Свинцовый дирижабль «Иерихон 86-89» — страница 17 из 55

Я оглянулся – никого. У меня еще мелькнула мысль помочь раненому, но инстинкт преследуемого взял свое. Я перелетел на другую сторону улицы. До ворот Лизы оставалось два десятка метров. С парапета парка соскочило сразу три дружинника. Двое тут же кинулись к своему, а третий припустил за мной. Двор был пустой, проскакав по каменным волнам плит, я взлетел по ступенькам крыльца. За спиной хлопнула входная дверь. На втором этаже, прижавшись к знакомой двери, зазвонил. Прижал ухо, но сердце так билось, что я ничего не слышал. Снова коротко прижал кнопку звонка.

Во дворе послышались голоса:

– Зесь-здесь! Не уйдет!

Звонить больше было нельзя. В крохотном дворе любой звук был слышен.

За дверью, кажется, кто-то заговорил, кашлянул.

– Давай Витька к крану, – донеслось со двора.

– Компресс холодный надо.

– Рубашку пусть снимет, намочим.

Кран захрипел, закашлял, плюнул, еще раз плюнул, потек.
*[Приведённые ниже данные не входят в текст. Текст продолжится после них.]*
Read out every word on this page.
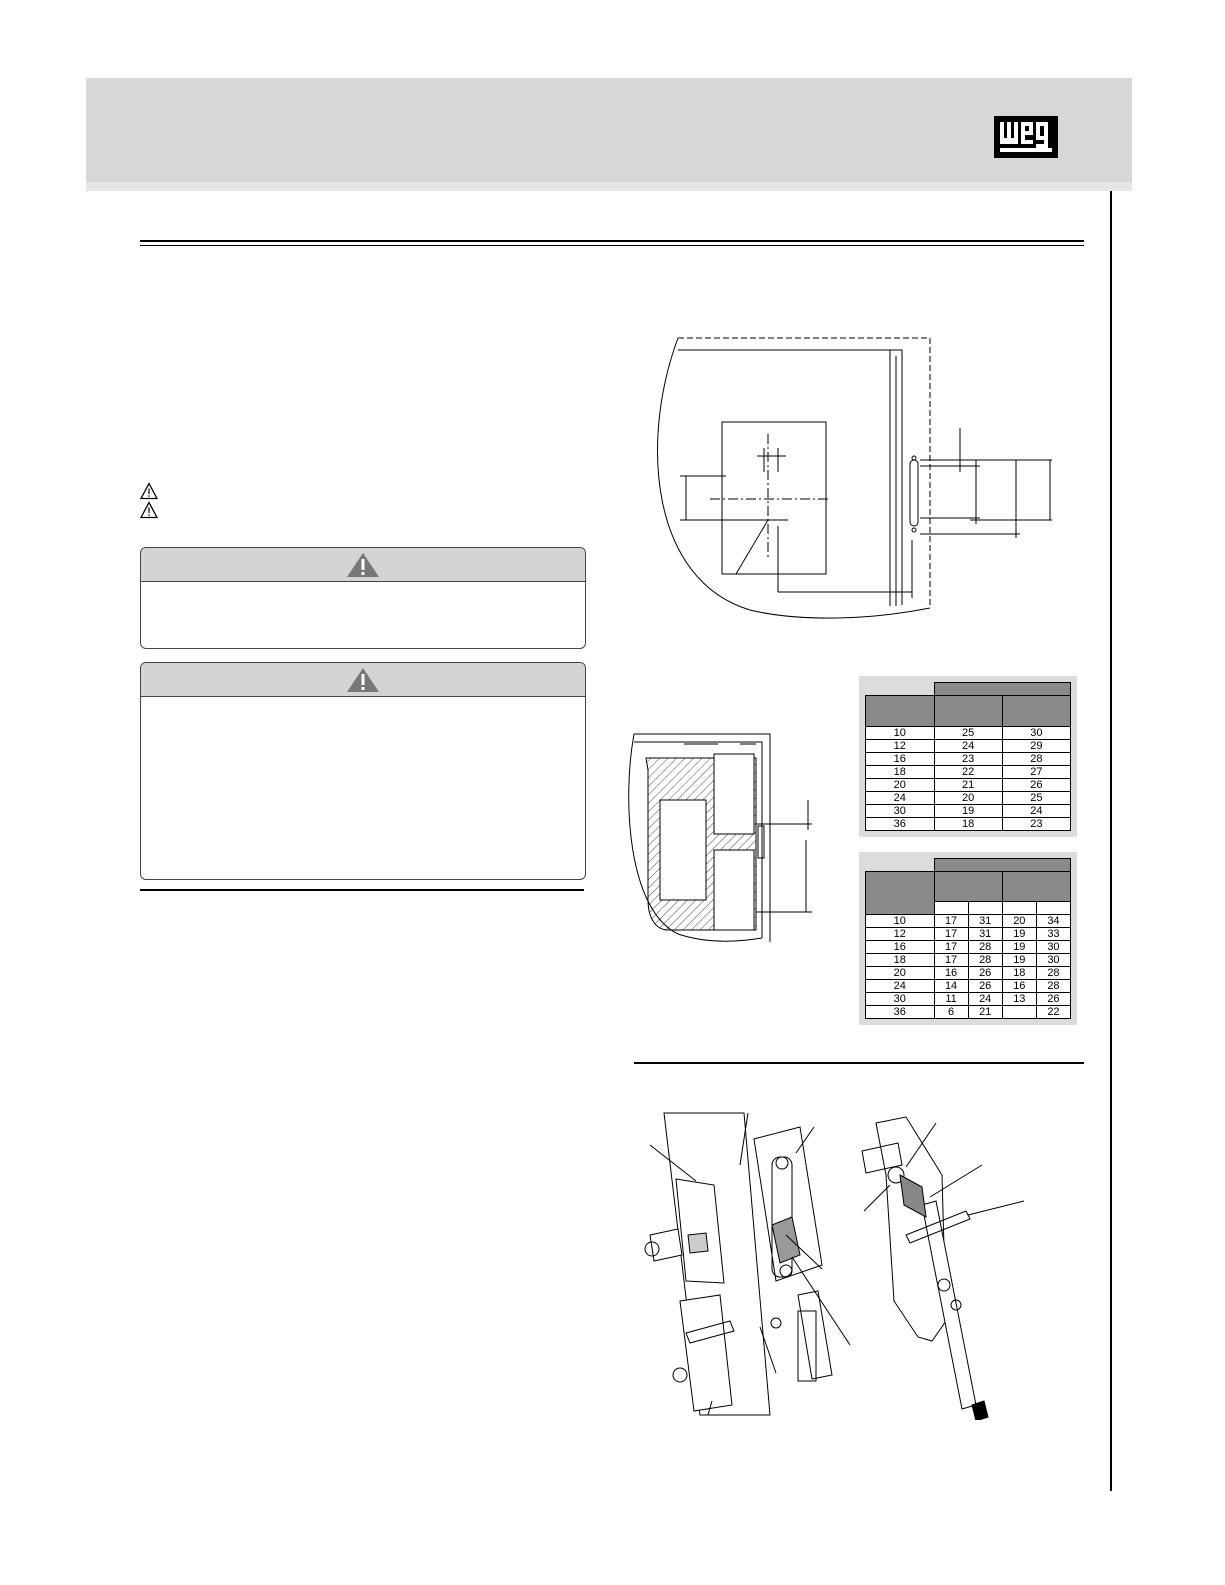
10	25	30
12	24	29
16	23	28
18	22	27
20	21	26
24	20	25
30	19	24
36	18	23

10	17	31	20	34
12	17	31	19	33
16	17	28	19	30
18	17	28	19	30
20	16	26	18	28
24	14	26	16	28
30	11	24	13	26
36	6	21		22
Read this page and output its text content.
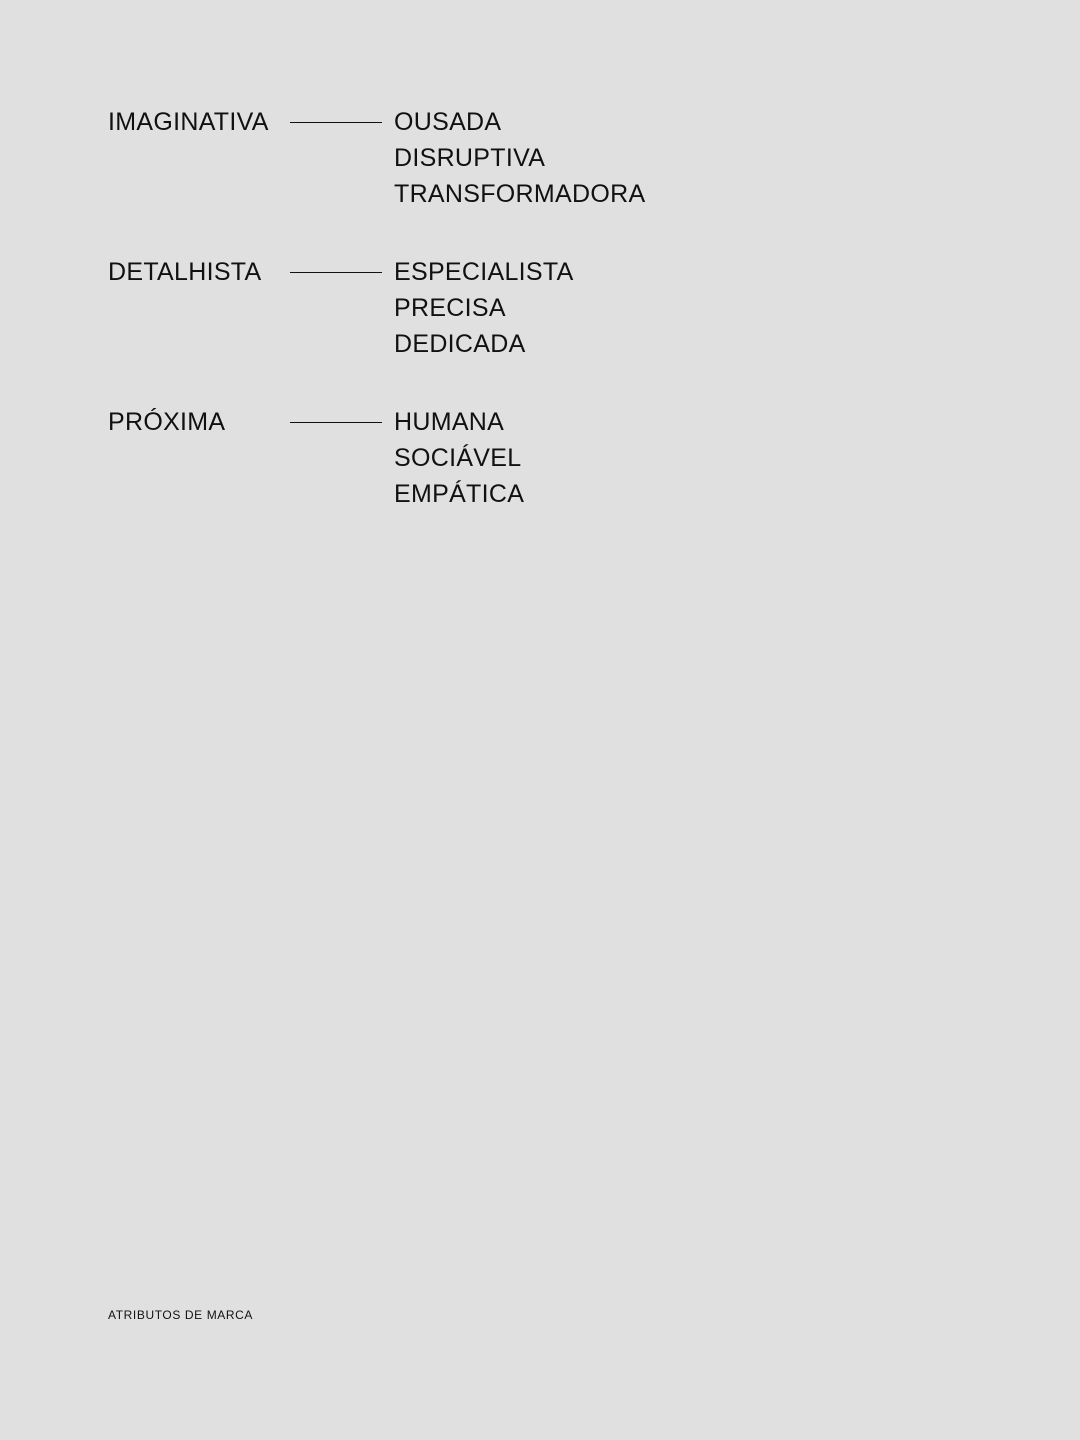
IMAGINATIVA	OUSADA
DISRUPTIVA
TRANSFORMADORA
DETALHISTA	ESPECIALISTA
PRECISA
DEDICADA
PRÓXIMA	HUMANA
SOCIÁVEL
EMPÁTICA
ATRIBUTOS DE MARCA
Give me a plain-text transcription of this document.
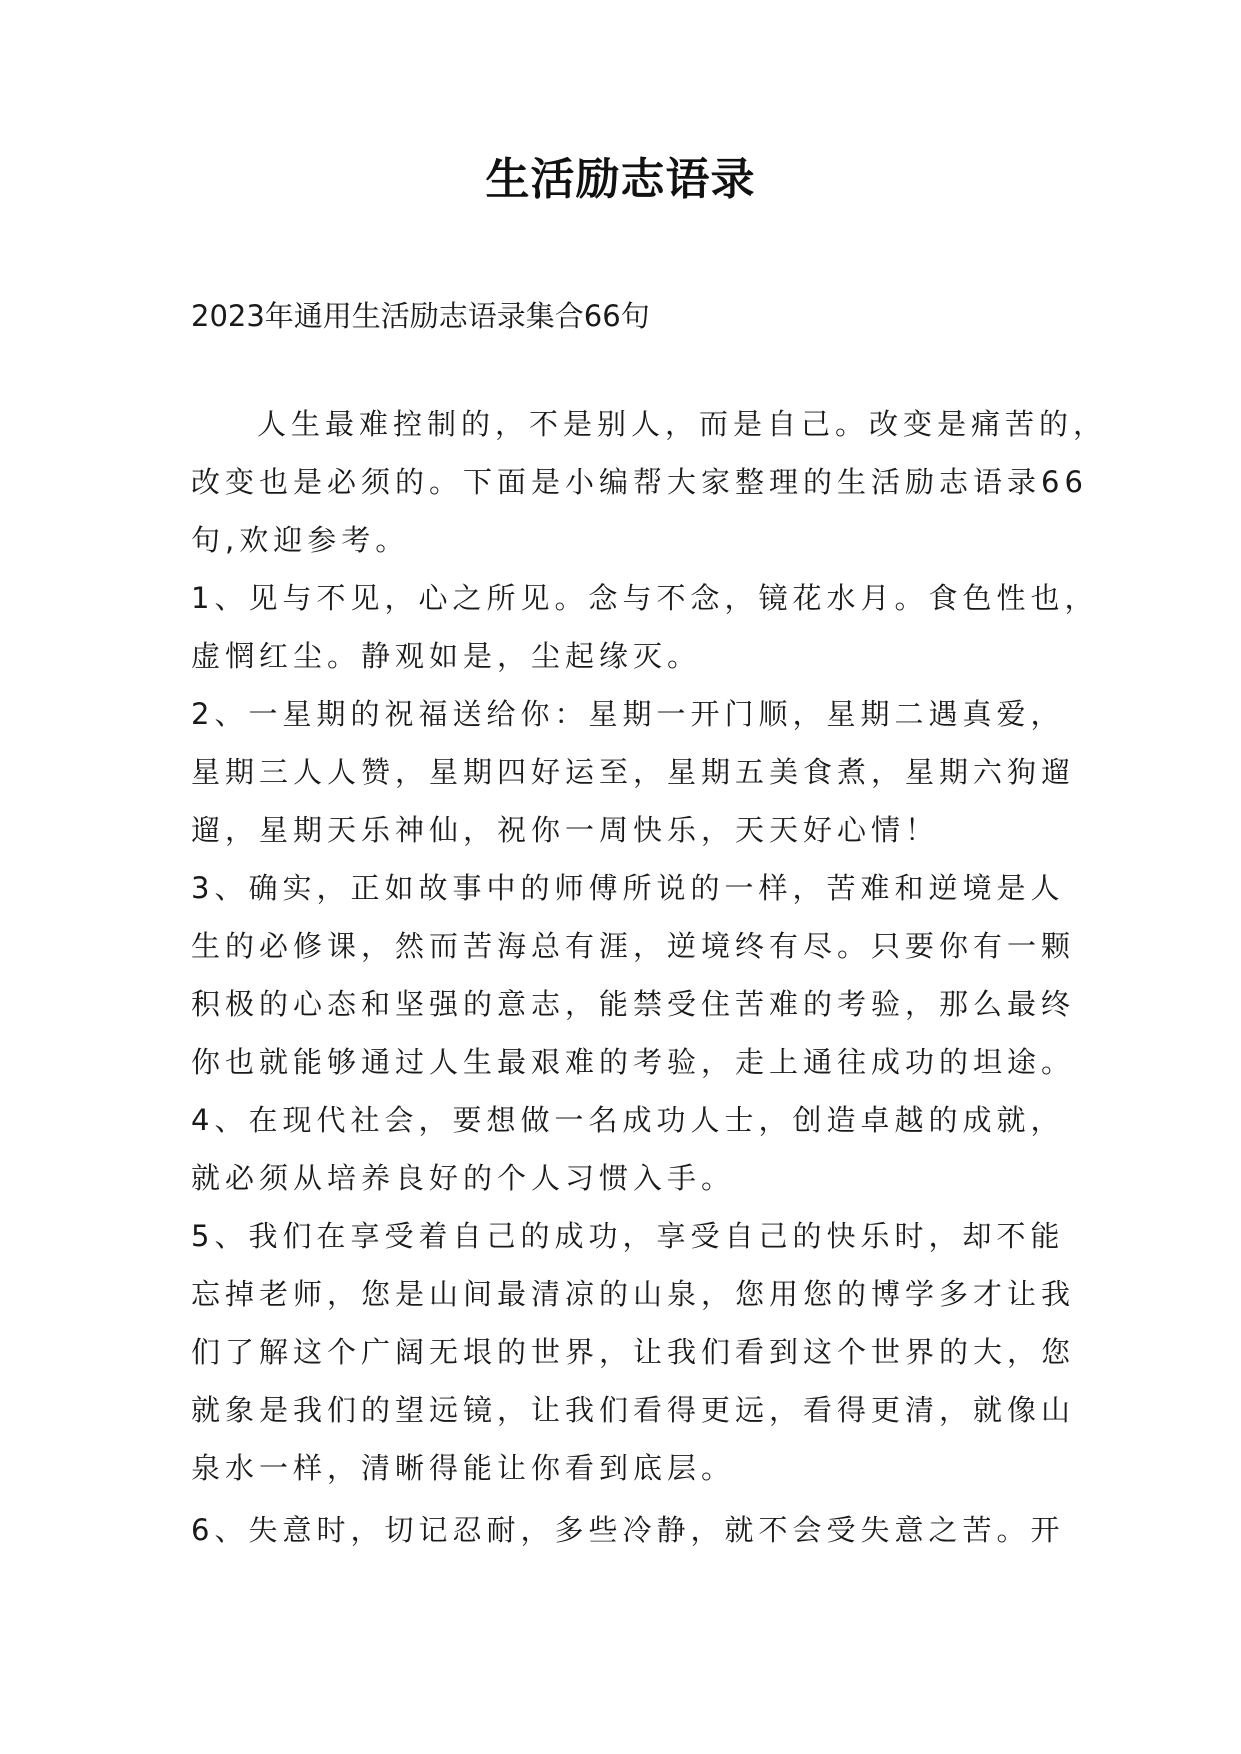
生活励志语录
2023年通用生活励志语录集合66句
人生最难控制的，不是别人，而是自己。改变是痛苦的，
改变也是必须的。下面是小编帮大家整理的生活励志语录66
句,欢迎参考。
1、见与不见，心之所见。念与不念，镜花水月。食色性也，
虚惘红尘。静观如是，尘起缘灭。
2、一星期的祝福送给你：星期一开门顺，星期二遇真爱，
星期三人人赞，星期四好运至，星期五美食煮，星期六狗遛
遛，星期天乐神仙，祝你一周快乐，天天好心情！
3、确实，正如故事中的师傅所说的一样，苦难和逆境是人
生的必修课，然而苦海总有涯，逆境终有尽。只要你有一颗
积极的心态和坚强的意志，能禁受住苦难的考验，那么最终
你也就能够通过人生最艰难的考验，走上通往成功的坦途。
4、在现代社会，要想做一名成功人士，创造卓越的成就，
就必须从培养良好的个人习惯入手。
5、我们在享受着自己的成功，享受自己的快乐时，却不能
忘掉老师，您是山间最清凉的山泉，您用您的博学多才让我
们了解这个广阔无垠的世界，让我们看到这个世界的大，您
就象是我们的望远镜，让我们看得更远，看得更清，就像山
泉水一样，清晰得能让你看到底层。
6、失意时，切记忍耐，多些冷静，就不会受失意之苦。开
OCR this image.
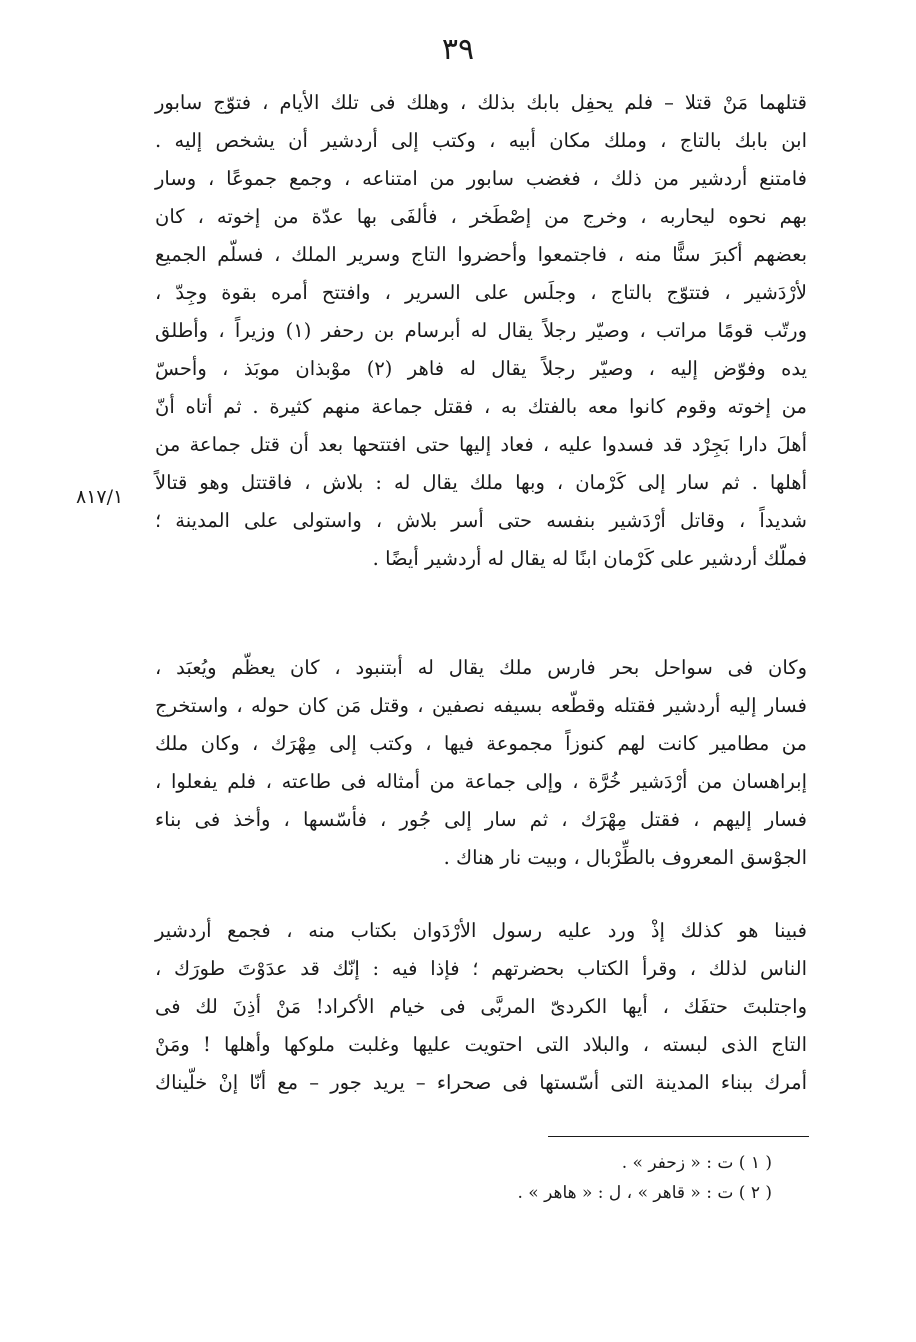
٣٩
٨١٧/١
قتلهما مَنْ قتلا – فلم يحفِل بابك بذلك ، وهلك فى تلك الأيام ، فتوّج سابور
ابن بابك بالتاج ، وملك مكان أبيه ، وكتب إلى أردشير أن يشخص إليه .
فامتنع أردشير من ذلك ، فغضب سابور من امتناعه ، وجمع جموعًا ، وسار
بهم نحوه ليحاربه ، وخرج من إصْطَخر ، فألفَى بها عدّة من إخوته ، كان
بعضهم أكبرَ سنًّا منه ، فاجتمعوا وأحضروا التاج وسرير الملك ، فسلّم الجميع
لأرْدَشير ، فتتوّج بالتاج ، وجلَس على السرير ، وافتتح أمره بقوة وجِدّ ،
ورتّب قومًا مراتب ، وصيّر رجلاً يقال له أبرسام بن رحفر (١) وزيراً ، وأطلق
يده وفوّض إليه ، وصيّر رجلاً يقال له فاهر (٢) موْبذان موبَذ ، وأحسّ
من إخوته وقوم كانوا معه بالفتك به ، فقتل جماعة منهم كثيرة . ثم أتاه أنّ
أهلَ دارا بَجِرْد قد فسدوا عليه ، فعاد إليها حتى افتتحها بعد أن قتل جماعة من
أهلها . ثم سار إلى كَرْمان ، وبها ملك يقال له : بلاش ، فاقتتل وهو قتالاً
شديداً ، وقاتل أرْدَشير بنفسه حتى أسر بلاش ، واستولى على المدينة ؛
فملّك أردشير على كَرْمان ابنًا له يقال له أردشير أيضًا .
وكان فى سواحل بحر فارس ملك يقال له أبتنبود ، كان يعظّم ويُعبَد ،
فسار إليه أردشير فقتله وقطّعه بسيفه نصفين ، وقتل مَن كان حوله ، واستخرج
من مطامير كانت لهم كنوزاً مجموعة فيها ، وكتب إلى مِهْرَك ، وكان ملك
إبراهسان من أرْدَشير خُرَّة ، وإلى جماعة من أمثاله فى طاعته ، فلم يفعلوا ،
فسار إليهم ، فقتل مِهْرَك ، ثم سار إلى جُور ، فأسّسها ، وأخذ فى بناء
الجوْسق المعروف بالطِّرْبال ، وبيت نار هناك .
فبينا هو كذلك إذْ ورد عليه رسول الأرْدَوان بكتاب منه ، فجمع أردشير
الناس لذلك ، وقرأ الكتاب بحضرتهم ؛ فإذا فيه : إنّك قد عدَوْتَ طورَك ،
واجتلبتَ حتفَك ، أيها الكردىّ المربَّى فى خيام الأكراد! مَنْ أذِنَ لك فى
التاج الذى لبسته ، والبلاد التى احتويت عليها وغلبت ملوكها وأهلها ! ومَنْ
أمرك ببناء المدينة التى أسّستها فى صحراء – يريد جور – مع أنّا إنْ خلّيناك
( ١ ) ت : « زحفر » .
( ٢ ) ت : « قاهر » ، ل : « هاهر » .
– Руку смотри, как разодрал.

– Хрен с рукой, смотри, что с рожей.

– Убью гада.

В квартире снова все затихло. Я отступил от двери. Лестница поднималась на третий этаж. Можно было рискнуть и подняться туда. Может быть, там был выход на чердак, а оттуда на крышу. А дальше?

– Давай все по парадным.

Я тихонько похлопал ладонью по двери. Внизу застучали тяжело ногами о металлические ступени крыльца. И в тот момент, когда я собрался подниматься на третий этаж, дверь, у которой я простоял столько мучительных минут, бесшумно распахнулась. В черном проеме стоял голый по пояс Кощей. Мощная грудь поросла седым волосом. Молча он кивнул мне, и я ступил в спасительную темноту. Дверь за мной закрылась, но в последнюю долю секунды я заметил в сужающейся щели проема фигуру на площадке, где лестница между первым и вторым этажом ломалась надвое.

– Отдышись, отдышись, – тихо сказал Кощей, отступая в глубину коридора. – Он прошел к входу в комнату и, остановившись здесь, тихо сказал: – Это – Дмитрий.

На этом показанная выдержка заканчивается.